15. The method according to claim 1, wherein the method is: - A step of determining the level or amount of one or more biomarkers in the allergen-specific Bmem in the first and second samples, wherein the biomarkers are selected from the group consisting of IGHE, PPP1R18, ITGB1, PARM1, c-jun, CD69, FCER2, and IL4R. It further includes, An increase in the level or amount of one or more biomarkers selected from IGHE, PPP1R18, ITGB1, PARM1, c-jun, CD69, FCER2, and IL4R in the allergen-specific Bmem of the second sample compared to the first sample indicates the effectiveness of allergen immunotherapy in the subject, and / or A decrease in the level or amount of one or more biomarkers selected from FCER2, IL4R, c-jun, and CD69 in Bmem in the second sample compared to the first sample indicates the effectiveness of allergen immunotherapy in the subject.

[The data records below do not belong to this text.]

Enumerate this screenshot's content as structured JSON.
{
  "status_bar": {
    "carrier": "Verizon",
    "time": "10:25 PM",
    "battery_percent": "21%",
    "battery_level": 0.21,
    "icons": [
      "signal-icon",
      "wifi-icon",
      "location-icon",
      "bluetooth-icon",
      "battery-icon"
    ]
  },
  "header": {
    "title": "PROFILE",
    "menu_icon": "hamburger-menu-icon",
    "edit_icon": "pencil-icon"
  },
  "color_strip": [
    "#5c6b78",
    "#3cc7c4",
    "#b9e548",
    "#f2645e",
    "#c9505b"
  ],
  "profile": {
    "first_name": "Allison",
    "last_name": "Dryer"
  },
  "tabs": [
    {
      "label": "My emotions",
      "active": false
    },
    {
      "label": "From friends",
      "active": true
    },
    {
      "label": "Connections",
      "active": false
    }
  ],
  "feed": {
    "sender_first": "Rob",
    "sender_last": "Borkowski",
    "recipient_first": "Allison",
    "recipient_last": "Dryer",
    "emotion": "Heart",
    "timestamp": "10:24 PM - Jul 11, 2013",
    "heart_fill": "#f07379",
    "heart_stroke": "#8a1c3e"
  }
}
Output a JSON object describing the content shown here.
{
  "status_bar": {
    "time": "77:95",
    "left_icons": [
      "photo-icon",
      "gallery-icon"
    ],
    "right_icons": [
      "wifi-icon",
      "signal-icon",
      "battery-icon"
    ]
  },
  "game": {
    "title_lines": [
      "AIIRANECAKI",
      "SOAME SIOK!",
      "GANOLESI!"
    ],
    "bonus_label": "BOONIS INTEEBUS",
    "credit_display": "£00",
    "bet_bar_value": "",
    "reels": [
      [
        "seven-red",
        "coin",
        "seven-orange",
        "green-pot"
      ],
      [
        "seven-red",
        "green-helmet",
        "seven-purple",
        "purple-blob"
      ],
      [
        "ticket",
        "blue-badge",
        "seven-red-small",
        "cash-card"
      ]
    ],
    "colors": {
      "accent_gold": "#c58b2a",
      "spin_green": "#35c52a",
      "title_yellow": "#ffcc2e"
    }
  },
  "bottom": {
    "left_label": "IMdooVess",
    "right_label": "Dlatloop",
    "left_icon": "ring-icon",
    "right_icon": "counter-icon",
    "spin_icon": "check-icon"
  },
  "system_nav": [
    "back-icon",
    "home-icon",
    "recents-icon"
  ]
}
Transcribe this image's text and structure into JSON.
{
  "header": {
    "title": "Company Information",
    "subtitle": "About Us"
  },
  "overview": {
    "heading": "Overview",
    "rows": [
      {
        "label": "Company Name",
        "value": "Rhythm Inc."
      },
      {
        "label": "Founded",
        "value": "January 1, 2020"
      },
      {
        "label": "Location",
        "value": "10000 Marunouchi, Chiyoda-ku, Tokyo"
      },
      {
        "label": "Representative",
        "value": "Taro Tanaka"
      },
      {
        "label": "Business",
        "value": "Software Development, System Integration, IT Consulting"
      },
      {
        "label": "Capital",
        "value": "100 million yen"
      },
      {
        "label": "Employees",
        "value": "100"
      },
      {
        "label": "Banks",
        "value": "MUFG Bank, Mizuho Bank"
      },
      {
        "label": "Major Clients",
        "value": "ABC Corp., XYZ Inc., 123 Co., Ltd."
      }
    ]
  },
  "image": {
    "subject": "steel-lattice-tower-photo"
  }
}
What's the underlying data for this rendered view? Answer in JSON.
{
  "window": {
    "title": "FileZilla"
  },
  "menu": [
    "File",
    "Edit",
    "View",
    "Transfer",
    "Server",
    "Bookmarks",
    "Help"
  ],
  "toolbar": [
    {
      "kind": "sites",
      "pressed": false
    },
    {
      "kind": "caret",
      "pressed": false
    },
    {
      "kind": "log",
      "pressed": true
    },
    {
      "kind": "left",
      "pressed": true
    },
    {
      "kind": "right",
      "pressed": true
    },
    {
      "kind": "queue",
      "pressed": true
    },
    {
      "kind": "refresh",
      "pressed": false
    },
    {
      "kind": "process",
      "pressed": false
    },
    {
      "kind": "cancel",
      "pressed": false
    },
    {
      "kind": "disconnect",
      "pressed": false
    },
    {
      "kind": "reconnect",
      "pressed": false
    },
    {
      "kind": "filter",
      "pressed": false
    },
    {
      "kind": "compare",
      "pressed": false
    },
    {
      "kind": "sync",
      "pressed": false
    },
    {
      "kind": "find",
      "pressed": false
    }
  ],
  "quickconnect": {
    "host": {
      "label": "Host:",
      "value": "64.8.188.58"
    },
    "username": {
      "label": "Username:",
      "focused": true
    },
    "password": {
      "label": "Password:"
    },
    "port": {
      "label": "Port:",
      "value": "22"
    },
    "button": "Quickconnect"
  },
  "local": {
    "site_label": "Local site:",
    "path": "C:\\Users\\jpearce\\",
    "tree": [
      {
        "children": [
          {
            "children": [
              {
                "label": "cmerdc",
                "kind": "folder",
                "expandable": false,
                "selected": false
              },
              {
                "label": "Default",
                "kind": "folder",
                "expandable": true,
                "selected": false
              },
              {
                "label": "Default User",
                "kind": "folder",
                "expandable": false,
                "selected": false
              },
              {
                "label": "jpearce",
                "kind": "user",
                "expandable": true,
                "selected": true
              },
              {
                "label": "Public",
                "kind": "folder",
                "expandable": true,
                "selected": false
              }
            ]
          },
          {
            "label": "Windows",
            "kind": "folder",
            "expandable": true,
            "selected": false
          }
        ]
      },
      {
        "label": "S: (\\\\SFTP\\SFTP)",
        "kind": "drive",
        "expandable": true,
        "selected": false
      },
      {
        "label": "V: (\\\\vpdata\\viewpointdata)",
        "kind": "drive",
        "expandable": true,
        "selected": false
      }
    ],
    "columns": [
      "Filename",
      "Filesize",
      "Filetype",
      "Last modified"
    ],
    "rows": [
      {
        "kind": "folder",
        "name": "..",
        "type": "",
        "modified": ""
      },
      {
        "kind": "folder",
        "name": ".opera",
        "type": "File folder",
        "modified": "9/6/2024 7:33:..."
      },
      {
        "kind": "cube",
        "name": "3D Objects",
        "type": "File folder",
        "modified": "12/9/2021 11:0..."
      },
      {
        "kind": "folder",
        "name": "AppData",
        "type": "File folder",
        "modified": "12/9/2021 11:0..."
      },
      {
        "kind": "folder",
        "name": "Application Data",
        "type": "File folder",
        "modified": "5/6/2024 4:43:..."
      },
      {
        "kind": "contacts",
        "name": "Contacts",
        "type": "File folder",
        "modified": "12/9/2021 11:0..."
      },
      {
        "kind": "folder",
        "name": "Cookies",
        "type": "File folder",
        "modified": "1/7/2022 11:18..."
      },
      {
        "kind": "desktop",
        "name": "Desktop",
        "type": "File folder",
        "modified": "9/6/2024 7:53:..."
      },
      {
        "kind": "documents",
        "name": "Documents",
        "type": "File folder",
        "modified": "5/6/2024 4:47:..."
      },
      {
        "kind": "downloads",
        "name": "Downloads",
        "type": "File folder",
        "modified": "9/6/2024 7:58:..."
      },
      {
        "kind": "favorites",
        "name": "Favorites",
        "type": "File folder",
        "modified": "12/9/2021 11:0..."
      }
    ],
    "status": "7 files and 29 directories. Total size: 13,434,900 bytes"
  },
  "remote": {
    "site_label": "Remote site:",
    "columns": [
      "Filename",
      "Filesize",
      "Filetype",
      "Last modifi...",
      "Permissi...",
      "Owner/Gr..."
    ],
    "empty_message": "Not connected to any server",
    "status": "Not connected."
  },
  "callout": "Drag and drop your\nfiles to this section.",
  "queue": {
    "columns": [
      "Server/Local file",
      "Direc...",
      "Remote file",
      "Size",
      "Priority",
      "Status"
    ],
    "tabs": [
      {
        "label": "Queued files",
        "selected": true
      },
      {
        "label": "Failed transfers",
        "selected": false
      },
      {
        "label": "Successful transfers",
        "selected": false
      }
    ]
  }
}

The aforementioned method.
16. The method according to claim 15, wherein the level or amount of the biomarker is the level or amount of RNA.
17. The method according to claim 16, wherein the RNA is an mRNA precursor or mature mRNA.
18. The method according to Claim 1, The allergen immunotherapy described above is for the treatment of allergen sensitivity, and the allergen is a recombinant allergen; The allergen immunotherapy is for the treatment of sensitivity to an allergen, and the allergen is a synthetic allergen; or The allergen immunotherapy described above is for the treatment of susceptibility to allergens, and the allergen is an environmental allergen. The aforementioned method.
19. The method according to claim 1, wherein the allergen is a grass pollen allergen or a poisonous oat pollen allergen.
20. A method for determining the effectiveness of allergen immunotherapy in a subject, - A step of providing a test sample obtained from a subject who has received or is receiving allergen immunotherapy, wherein the test sample contains an allergen-specific Bmem, - A step of determining the proportion or number of one or more CD29+, CD23+, and IL4Rα+ allergen-specific Bmem or CD29hi, CD23hi, and IL4Rαhi allergen-specific Bmem in the test sample, - A step of comparing one or more proportions or numbers of CD29+, CD23+, and IL4Rα+ allergen-specific Bmem or CD29hi, CD23hi, and IL4Rαhi allergen-specific Bmem in the test sample with the reference value, reference range, or reference standard of CD29+, CD23+, and IL4Rα+ allergen-specific Bmem or CD29hi, CD23hi, and IL4Rαhi allergen-specific Bmem for subjects with the same or related allergies who have not received allergen immunotherapy. Includes, If the proportion or number of one or more CD29+, CD23+, and IL4Rα+ allergen-specific Bmem or CD29hi, CD23hi, and IL4Rαhi allergen-specific Bmem in the test sample is the same as or similar to the reference value, reference range, or reference standard, then it is determined that the subject has not responded to the allergen immunotherapy. or If the proportion or number of CD29+, CD23+, and IL4Rα+ allergen-specific Bmem or CD29hi, CD23hi, and IL4Rαhi allergen-specific Bmem in the test sample differs from the reference value, reference range, or reference standard, it is determined that the subject responded to the allergen immunotherapy. The aforementioned method.